The reality is that this sort of journalism is relatively cheap (compared to everything else the newspaper had to do in order to bring it to us.) Newspapers took two cents of journalism and wrapped in ninety-eight cents of overhead and distraction.

The obvious response here, especially from anyone in journalism, is going to be “well, what the hell does Godin know about running a newspaper?” I can’t answer that question, but I do know that Godin understands marketing, economics and human nature pretty well, and I have to say there’s something very logical about what he’s saying.

Or am I just being sold the story I want to hear? [image by drb62]

What will become the next non-monetary economy?

Chris “Long Tail” Anderson has an interesting guest post from Adam Gurri that discusses non-monetary economies, like the acting profession:

The thing about acting is that the labor force (actors) actually value the ability to do work in that field that they are willing to take on work for nothing and take on other jobs as a sort of cross-subsidy.  There is a sort of demand for employment in theater, which makes competition among actors so fierce as to actually drive down wages (at time of entry at least) to zero or near zero.
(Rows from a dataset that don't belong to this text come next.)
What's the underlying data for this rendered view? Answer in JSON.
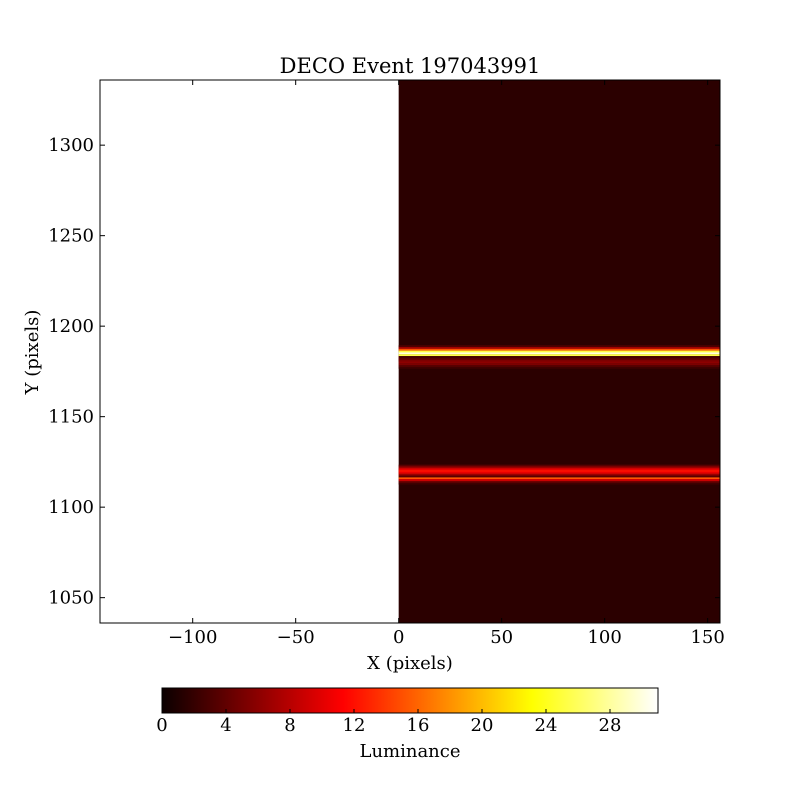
{
  "chart_data": {
    "type": "heatmap",
    "title": "DECO Event 197043991",
    "xlabel": "X (pixels)",
    "ylabel": "Y (pixels)",
    "xlim": [
      -145,
      156
    ],
    "ylim": [
      1036,
      1336
    ],
    "x_ticks": [
      -100,
      -50,
      0,
      50,
      100,
      150
    ],
    "x_tick_labels": [
      "−100",
      "−50",
      "0",
      "50",
      "100",
      "150"
    ],
    "y_ticks": [
      1050,
      1100,
      1150,
      1200,
      1250,
      1300
    ],
    "y_tick_labels": [
      "1050",
      "1100",
      "1150",
      "1200",
      "1250",
      "1300"
    ],
    "image_extent": {
      "x": [
        0,
        156
      ],
      "y": [
        1036,
        1336
      ]
    },
    "background_value": 1.5,
    "bands": [
      {
        "y": 1185,
        "peak": 30,
        "x_range": [
          0,
          156
        ]
      },
      {
        "y": 1180,
        "peak": 6,
        "x_range": [
          0,
          156
        ]
      },
      {
        "y": 1117,
        "peak": 18,
        "x_range": [
          0,
          156
        ]
      },
      {
        "y": 1120,
        "peak": 12,
        "x_range": [
          0,
          156
        ]
      }
    ],
    "colorbar": {
      "label": "Luminance",
      "colormap": "hot",
      "range": [
        0,
        31
      ],
      "ticks": [
        0,
        4,
        8,
        12,
        16,
        20,
        24,
        28
      ],
      "tick_labels": [
        "0",
        "4",
        "8",
        "12",
        "16",
        "20",
        "24",
        "28"
      ]
    },
    "grid": false
  }
}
His argument continues that many content-creation jobs (like blogging about your profession, for example) have such low overheads that they’re cutting the feet out from under journalists, who were paid to have the time to research topics they probably didn’t know much about to start with. There’s still ‘room at the top’ for good writers with deep knowledge (whether they started as journalists or experts), but the old career path from copyboy upwards seems to be gone for good.

Whether you see that as a good thing or a bad thing probably depends on what sort of work you do, but I think we can all agree it’s happening. The question is – after journalism, what will be the next to fall? And might the flow of money be supplemented by some sort of reputational currency, like whuffie?